Mit Tränen in den Augen sah sie ihn an. Sanft strich Tugdual ihr mit dem Zeigefinger über die Wange. Es war das erste Mal, dass Oksa jemanden hatte sterben sehen, und sie war ziemlich verstört. Dass es sich bei der Verstorbenen um Mercedica handelte, die ihrer Familie so großes Leid zugefügt hatte, machte es ihr merkwürdigerweise nicht leichter. Ein Schock folgte auf den anderen, und sie steckte sie, so gut sie konnte, weg. Aber wie lange noch?
Nach der Beerdigung, als sich alle im Salon versammelt hatten, nahm Dragomira die Dinge wieder in die Hand.

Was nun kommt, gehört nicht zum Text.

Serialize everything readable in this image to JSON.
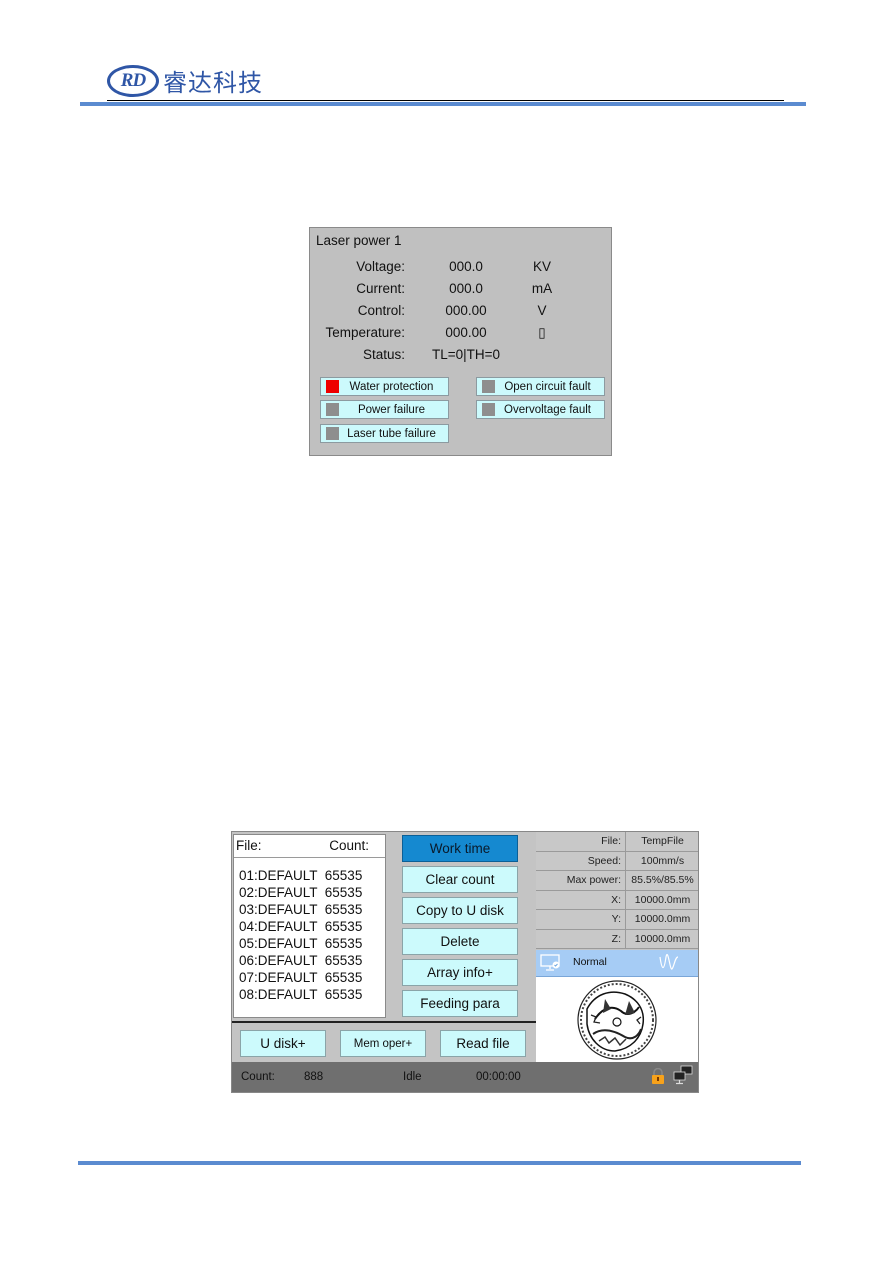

»Liebe Kinder«, flüsterte sie Tugdual, Oksa und Gus zu, »würdet ihr bitte unsere Route so planen, dass wir keine zwölf Tage zum Goshun-See brauchen? Und es gibt noch eine Bedingung: Wir dürfen keinesfalls getrennt werden.«
»So gut wie erledigt!«, sagte Tugdual gelassen und griff nach seinem Handy.
»Aber was ist mit dem Medaillon, Baba?«
»Ich kümmere mich schon darum«, antwortete Dragomira.
Die drei Jugendlichen entfernten sich und ließen sich in der Nähe des riesigen Bücherregals nieder.
»Sie sind so groß geworden«, entfuhr es Dragomira wehmütig. »Aber nun zu uns«, fuhr sie mit einem Blick auf die arme Catarina fort.
»Ich habe das ganze Zimmer der Verräterin auf den Kopf gestellt«, sagte Orthon.
»Und? Hast du das Medaillon gefunden?«
»Nein. Aber ich bin sicher, dass es in dieser Schatulle sein muss«, sagte er und zeigte auf eine kleine Kiste.
»Na dann, mach sie auf!«, entgegnete Dragomira.
Die Miene des Treubrüchigen verfinsterte sich.